071115_Lounge_Chair2Die bekanntesten Architekten und Gestalter – die Möbelfirma Vitra hat sie im Programm. In drei großen Schauräumen in Brüssel, Antwerpen und Gent darf man jetzt schon mal probesitzen. Wir fragten den Belgien-Chef Remy Schepens nach dem Konzept von Vitra.

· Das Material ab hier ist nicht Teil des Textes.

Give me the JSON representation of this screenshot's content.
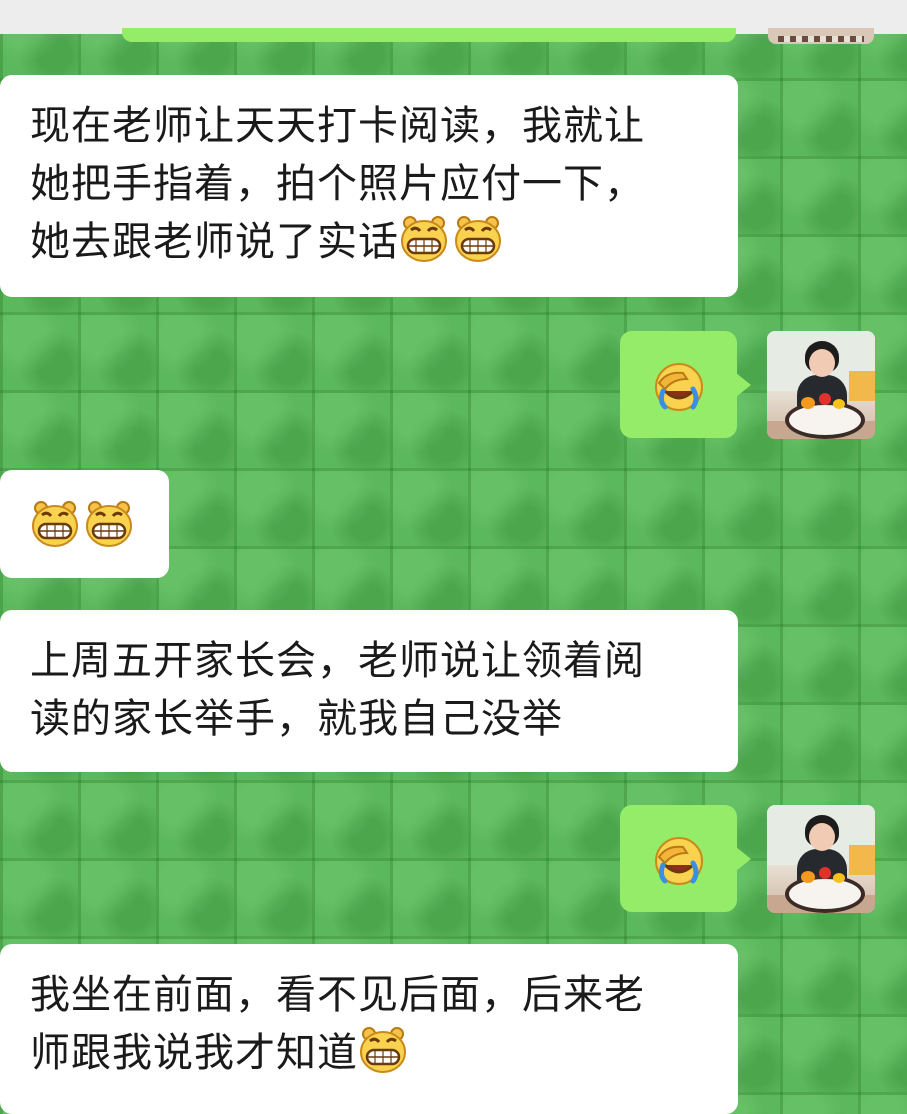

Der lümmelige Lounge Chair von Charles Eames, Verner Pantons Classic-Stuhl, das lustig bunte Marshmallow-Sofa von George Nelson – Designermöbel zwar aus dem vergangenen Jahrhundert, aber sie machten Geschichte, wurden Klassiker, um die man sich reißt. Sie und viele andere ähnlich illustre Stücke führt der deutsch-schweizerische Möbelanbieter Vitra in seinem Programm. Das 1989 eröffnete Museum der Firma in Weil am Rhein, ein starkes Stück des amerikanischen Architekten Frank Gehry, wurde zum Santiago de Compostela der Liebhaber guten Designs. Wer sich die Originale nicht leisten kann, darf sie dort wenigstens in Augenschein nehmen oder als Modell kaufen, im Maßstab 1:6.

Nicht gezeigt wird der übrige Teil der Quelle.